Lies, damned lies and statistics

The Australian Bureau of Statistics has released its report on Cultural Funding by Government, Australia, 2007-08.

Total funding was up from $5.6 billion to $6.3 billion. This represents a return to increased funding per person after the preceding year saw a drop in funding per person. But, as Michelle Gratten notes in Melbourne's Age newspaper, most of the funding, and most of the increase, goes on "environmental heritage".

Why is the funding of environmental heritage not a matter for the environment budget and the corresponding statistics? National parks and the like have a cultural element, but their environmental significance is greater than their cultural importance.

The over-extension of the word "culture" is common today. Just think of the debate around the nature and definition of the term "cultural industries". The anthropological argument is that everything is "cultural" because everything exists within the framework of a system of shared beliefs and social processes that is at the heart of culture. The danger in this all-inclusive definition is that it irons out differences of degree. While everything may exist within a cultural frame, not everything contributes equally to that culture. These differences have been lost as the arts in particular pursue a misguided attempt avoid the label "elite".
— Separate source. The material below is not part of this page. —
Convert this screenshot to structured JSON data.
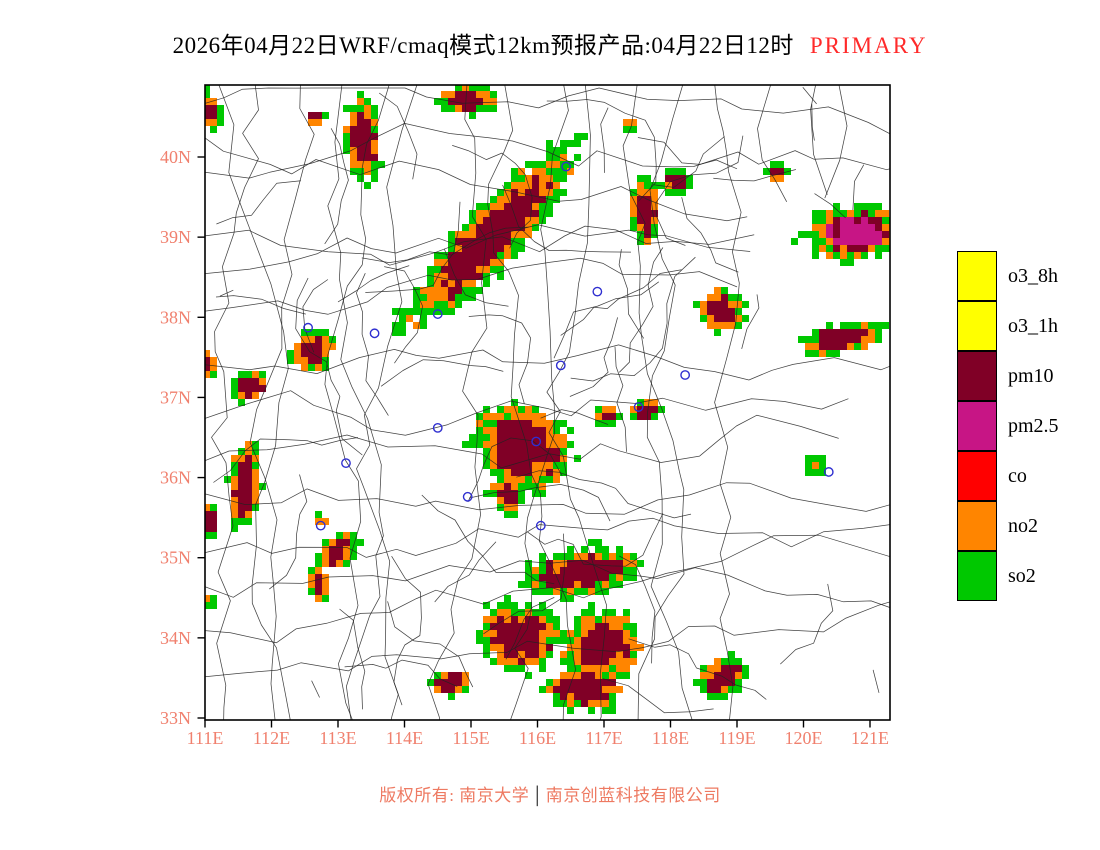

So, in the case of the present statistics, the funding of environmental heritage is listed as "cultural" alongside libraries, museums, dance companies and arts centres. The result is that the funding of "culture" appears substantially higher than the portion that goes to "core" cultural activities, those whose primary focus is the creation of shared meaning, beliefs and experience. The use of the word "culture" is about more than semantics. With it come official statistical reports and the decisions that are often based on such numbers.

© Brian Long 2009

2 comments:

  1. hmmm, another case of ambiguity.
    It becomes more evident every day that there must be a collective word for what "arts" and "culture" is when dealing with politics. Politics is confusing enough as it is! - John Adams

    ReplyDelete
  2. Don't you have a suggestion, John?